Supplier management is the workflow for maintaining the inventory of suppliers, third parties, and processors your organisation depends on — with their security posture, ownership, verification method, and connected assets or processing activities. The workflow that anchors supply-chain risk; heavily examined under NIS2 and ISO 27001.
🆕 What's new: The Supplier management workflow brings together what used to be spread across themed lists. Your existing suppliers, owners, verification methods, and assessment records are all here, exactly as they were — just on one focused page.
Setting it up
If you haven't run the guided setup yet, do that first. It's an AI-assisted flow that helps you go from zero to a working supplier register quickly:
- An AI-proposed initial supplier list. Cyberday's AI suggests suppliers based on your integrations and known vendors. You review and confirm.
- Set criticality per supplier. Tier each supplier so the right level of scrutiny is applied.
- Pick the verification method. Choose how each supplier is verified — certification, your own monitoring, or no verification needed for low-risk relationships.
- Send the first security assessments. For relevant suppliers, the workflow dispatches an initial assessment so verification can begin straight away.
You can also configure the workflow manually on the page — the guided version just gets you to a working state in minutes.
What's on the page
Main metrics
The header carries three views of how your supplier oversight is doing:
- Supplier verification level — a donut showing how partners are verified (Certification / Own monitoring / No need)
- Supplier ownership — % of suppliers with a proper data owner assigned
- Supplier assessment status — a stacked bar of Sent / Inquired / Completed / Overdue assessments
Actions to focus on
A prioritised list of what to handle next, grouped into three buckets:
- Unblock — issues stopping the workflow from running properly. For Supplier management: Add first supplier and Suppliers without an owner.
- Strengthen — recommended next moves to make this workflow more robust. Items like Add more suppliers (when fewer than 10 are registered), Suppliers without a verification method, Suppliers without connected assets or processing activities, and Send security assessments for relevant suppliers.
- Maintain — scheduled reviews and check-ins on what's already in place. Review supplier priorities and Review security assessment details.
Clicking into a bucket opens a focused list — you can resolve, refine, or check off each item without leaving the workflow page.
Documentation
The documentation that backs your supplier management practice, organised by partner category:
- System providers — inventory of system and service providers
- Data processors — partners processing personal data on the organisation's behalf
- Other stakeholders — additional partner categories (consultants, advisors, etc.)

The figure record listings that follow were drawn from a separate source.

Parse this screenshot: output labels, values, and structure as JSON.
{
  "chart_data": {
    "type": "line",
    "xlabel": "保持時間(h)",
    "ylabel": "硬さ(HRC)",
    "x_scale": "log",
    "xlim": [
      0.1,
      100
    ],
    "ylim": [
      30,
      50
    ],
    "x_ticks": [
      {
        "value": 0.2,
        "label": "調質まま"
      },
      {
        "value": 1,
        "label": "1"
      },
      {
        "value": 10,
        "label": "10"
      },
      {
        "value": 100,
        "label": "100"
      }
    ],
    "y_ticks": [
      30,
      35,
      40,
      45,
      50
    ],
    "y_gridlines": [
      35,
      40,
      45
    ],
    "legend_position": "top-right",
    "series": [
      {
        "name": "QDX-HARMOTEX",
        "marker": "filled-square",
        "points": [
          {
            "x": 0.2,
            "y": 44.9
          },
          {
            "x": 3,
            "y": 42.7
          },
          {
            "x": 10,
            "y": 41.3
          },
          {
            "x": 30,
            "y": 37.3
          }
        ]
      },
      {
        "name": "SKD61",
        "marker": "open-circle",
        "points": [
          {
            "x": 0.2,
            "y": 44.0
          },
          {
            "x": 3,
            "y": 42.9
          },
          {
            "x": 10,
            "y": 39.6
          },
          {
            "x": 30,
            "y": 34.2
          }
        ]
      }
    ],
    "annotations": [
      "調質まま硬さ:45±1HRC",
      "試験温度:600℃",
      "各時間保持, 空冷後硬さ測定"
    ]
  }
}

A +1 more affordance expands the list beyond the default three categories. Each row shows item count, the related ISMS theme, and the responsible owner.
Tasks
Below the documentation, the workflow page lists the operational tasks — for example, data processing partner listing and owner assignment, criteria for high-priority partners, documentation of other stakeholders, documentation of partner contract status, and documentation of customer groups whose information is processed. Each task shows its theme, status (Untreated / Partly done / Mostly done / Fully done), owner, priority (Low / Normal / High / Critical), and due date.
Reports
The audit-ready outputs Supplier management produces:
- Data processing partners and data processing agreements — the list of partners processing personal data on the organisation's behalf, with the agreements in place and their status
- Supplier security policy — describes the security requirements partners must meet, the verification method per partner type, and how assessments are conducted
Reports refresh from your live data, so they're always current.
How it connects to other workflows
Suppliers connect directly to Asset inventory — each supplier ties to the systems and data they support — and to Risk management for third-party risk. When GDPR is active, suppliers also surface in Privacy management as processors.